7 audiobooks performed by celebrities
As an avid audiobook lover, I often fall in love with certain narrators to the point of listening to just about anything they perform. And I have found that this rule often applies to certain actors as well. Meryl Streep plays Charlotte’s canvas? Of course, I’ll listen to it again! Viola Davis reads Corduroy? Of course, I will add this audiobook to my library. There is something unique that happens when a well-known movie or theater actor picks up a book and starts reading it to you, so here are a few of my favorites.

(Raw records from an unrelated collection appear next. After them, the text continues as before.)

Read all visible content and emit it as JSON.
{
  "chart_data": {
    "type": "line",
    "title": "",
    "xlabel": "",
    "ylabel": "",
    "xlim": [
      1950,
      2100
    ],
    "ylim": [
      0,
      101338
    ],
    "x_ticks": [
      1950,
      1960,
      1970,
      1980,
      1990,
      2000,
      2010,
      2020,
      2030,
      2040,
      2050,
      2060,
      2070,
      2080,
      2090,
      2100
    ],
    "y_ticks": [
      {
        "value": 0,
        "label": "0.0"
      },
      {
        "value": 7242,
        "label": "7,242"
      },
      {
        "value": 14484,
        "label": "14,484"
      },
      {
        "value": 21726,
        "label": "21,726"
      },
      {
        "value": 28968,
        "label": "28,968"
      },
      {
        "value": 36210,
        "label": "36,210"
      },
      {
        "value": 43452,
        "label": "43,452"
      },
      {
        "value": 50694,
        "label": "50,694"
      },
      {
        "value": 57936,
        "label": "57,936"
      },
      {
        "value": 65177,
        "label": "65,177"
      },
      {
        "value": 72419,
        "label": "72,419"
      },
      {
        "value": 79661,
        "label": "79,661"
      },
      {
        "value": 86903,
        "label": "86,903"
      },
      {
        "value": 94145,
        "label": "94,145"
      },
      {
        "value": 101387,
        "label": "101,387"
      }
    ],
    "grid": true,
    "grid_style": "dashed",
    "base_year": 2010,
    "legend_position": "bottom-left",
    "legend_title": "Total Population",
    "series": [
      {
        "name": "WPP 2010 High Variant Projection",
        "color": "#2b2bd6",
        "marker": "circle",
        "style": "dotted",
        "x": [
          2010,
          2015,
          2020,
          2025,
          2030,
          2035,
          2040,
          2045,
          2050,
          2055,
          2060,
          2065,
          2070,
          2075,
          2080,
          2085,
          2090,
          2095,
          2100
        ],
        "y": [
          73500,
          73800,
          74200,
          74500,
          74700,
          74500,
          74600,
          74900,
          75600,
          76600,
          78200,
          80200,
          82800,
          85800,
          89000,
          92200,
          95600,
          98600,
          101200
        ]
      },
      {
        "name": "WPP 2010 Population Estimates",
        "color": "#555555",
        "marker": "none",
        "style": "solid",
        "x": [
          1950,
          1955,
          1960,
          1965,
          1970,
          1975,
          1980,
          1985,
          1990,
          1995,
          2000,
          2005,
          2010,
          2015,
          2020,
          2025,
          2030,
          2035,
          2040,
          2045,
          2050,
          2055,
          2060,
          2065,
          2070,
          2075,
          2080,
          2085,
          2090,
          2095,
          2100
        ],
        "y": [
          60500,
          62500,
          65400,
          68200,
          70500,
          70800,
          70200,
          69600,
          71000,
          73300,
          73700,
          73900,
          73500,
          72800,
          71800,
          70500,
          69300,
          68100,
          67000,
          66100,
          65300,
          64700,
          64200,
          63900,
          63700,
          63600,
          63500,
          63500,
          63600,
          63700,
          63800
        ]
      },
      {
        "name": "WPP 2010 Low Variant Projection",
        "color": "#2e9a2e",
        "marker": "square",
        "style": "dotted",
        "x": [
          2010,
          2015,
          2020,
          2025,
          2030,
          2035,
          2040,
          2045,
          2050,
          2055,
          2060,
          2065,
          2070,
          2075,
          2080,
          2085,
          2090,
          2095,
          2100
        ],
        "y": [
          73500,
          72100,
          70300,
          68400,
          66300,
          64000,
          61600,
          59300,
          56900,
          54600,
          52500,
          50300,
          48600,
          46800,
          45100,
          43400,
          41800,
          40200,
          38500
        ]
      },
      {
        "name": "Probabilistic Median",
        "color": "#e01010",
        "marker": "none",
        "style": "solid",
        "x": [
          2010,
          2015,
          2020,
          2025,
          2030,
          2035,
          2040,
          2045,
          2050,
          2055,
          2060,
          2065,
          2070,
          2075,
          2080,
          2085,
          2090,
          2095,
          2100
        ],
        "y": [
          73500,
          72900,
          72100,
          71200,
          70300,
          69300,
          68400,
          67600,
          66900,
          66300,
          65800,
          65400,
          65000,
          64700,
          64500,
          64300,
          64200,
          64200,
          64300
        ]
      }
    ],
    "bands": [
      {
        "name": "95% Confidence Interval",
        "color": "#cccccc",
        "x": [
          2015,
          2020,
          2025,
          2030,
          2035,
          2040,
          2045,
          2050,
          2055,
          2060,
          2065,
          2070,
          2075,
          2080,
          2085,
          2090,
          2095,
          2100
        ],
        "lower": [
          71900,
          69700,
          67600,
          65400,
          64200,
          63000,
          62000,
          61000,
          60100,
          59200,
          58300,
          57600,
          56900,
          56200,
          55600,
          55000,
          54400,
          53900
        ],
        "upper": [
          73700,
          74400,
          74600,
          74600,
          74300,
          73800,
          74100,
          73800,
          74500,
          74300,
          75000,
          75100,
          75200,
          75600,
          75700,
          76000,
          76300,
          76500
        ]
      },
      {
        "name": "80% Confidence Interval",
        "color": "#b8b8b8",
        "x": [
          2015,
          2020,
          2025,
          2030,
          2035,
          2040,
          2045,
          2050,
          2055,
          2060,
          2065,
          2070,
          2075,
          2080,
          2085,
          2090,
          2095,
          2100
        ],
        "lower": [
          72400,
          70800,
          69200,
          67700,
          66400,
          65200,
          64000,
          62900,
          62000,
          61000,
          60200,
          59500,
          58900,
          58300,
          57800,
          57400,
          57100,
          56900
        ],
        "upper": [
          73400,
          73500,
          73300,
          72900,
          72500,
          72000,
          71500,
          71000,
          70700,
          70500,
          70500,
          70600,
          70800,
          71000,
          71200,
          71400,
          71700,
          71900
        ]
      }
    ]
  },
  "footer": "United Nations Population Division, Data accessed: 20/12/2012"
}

To all the boys I’ve loved before by Jenny Han
After a film adaptation of To all the boys I’ve loved before premiered on Netflix, we got a brand new edition of the audiobook, this time performed by asian-american actress ali ahn (Billion, Supernatural). To all the boys I’ve loved before follows a mixed race Asian American girl who writes letters to all of her past crushes, but never intends to send them. But when someone sends the letters without her consent, she finds herself forced to reconnect with the crushes of the past to deal with the consequences.
Reported by Ali Ahn
Eye of the world by Robert Jordan
The mini-series of Eye of the world definitely ranks among the most anticipated fantasy novel adaptations of the year. I couldn’t have been more thrilled to see Rosamund Pike (Gone Girl, Pride and Prejudice), who plays one of the main characters of the miniseries, tells a new edition of the audio version of Eye of the world. His performance is phenomenal. I was a little scared to pick up a 30 hour audiobook, but before I knew it I was halfway through it.
Reported by Rosamund Pike
World-End Fire: The Essential Wendell Berry by Wendell Berry
Wendall Berry, a pillar of Appalachian literature, has been featured on my TBR for over a year now. So when I saw that Nick Offerman (Parks and recreation) told the audiobook, I was like, “Yes, please! Berry writes extensively on land stewardship, which fits with Offerman’s general aesthetic. The combination of Berry’s writing and Offerman’s performance is the perfect combo.
Reported by Nick Offerman
The color purple by Alice Walker
Considered to be Alice Walker’s masterpiece, The color purple follows Celie, a young black girl who grows up in rural Georgia. Her sister leaves Georgia to become a missionary while Celie is married to an older man. We stay with Celie throughout her life as she tries to make the most of what she has, keeping hope and finding love in the face of the challenges that come her way. Samira Wiley, from Orange is the new black and The Handmaid’s Tale, performs the most recent edition of the audiobook. Wiley’s performance is a masterful example of audiobook storytelling and captivates listeners as they cling to every word.
Reported by Samira Wiley
Stomach pains by Nora Ephron
Meryl Streep. Wait, should I write more? Alright, sure. Meryl Streep AND the fiction of Nora Ephron. Alright, alright, let’s get into a few more details. Stomach pains is Ephron’s best-known novel, and it’s full of his signature humor and witty dialogue. It presents the breakdown of the “perfect” marriage and all the embarrassing consequences that flow from it. Oh, and did I mention that our protagonist is seven months pregnant?
Reported by Meryl Streep
Aristotle and Dante discover the secrets of the universe by Benjamin Alire Saenz
Before listening to the Hamilton soundtrack for the first time, I fell in love with Lin-Manuel Miranda’s performance of Aristotle and Dante discover the secrets of the universe. This young adult novel follows two teenagers who fall in love. The book is so heartfelt, with two characters worthy of a cinnamon roll.
Reported by Lin-Manuel Miranda
The return of the native by Thomas Hardy
Look, I read this novel at the time, and it was okay. A classic British novel about a man who leaves his hometown in Essex and returns after many years. It contains as much angst as the Victorian period would allow. But let’s be honest: I picked up this novel because Alan Rickman played it. There is just something special about hearing Rickman’s familiar voice telling this story which adds a depth of emotion and sets a whole new kind of mood for the book.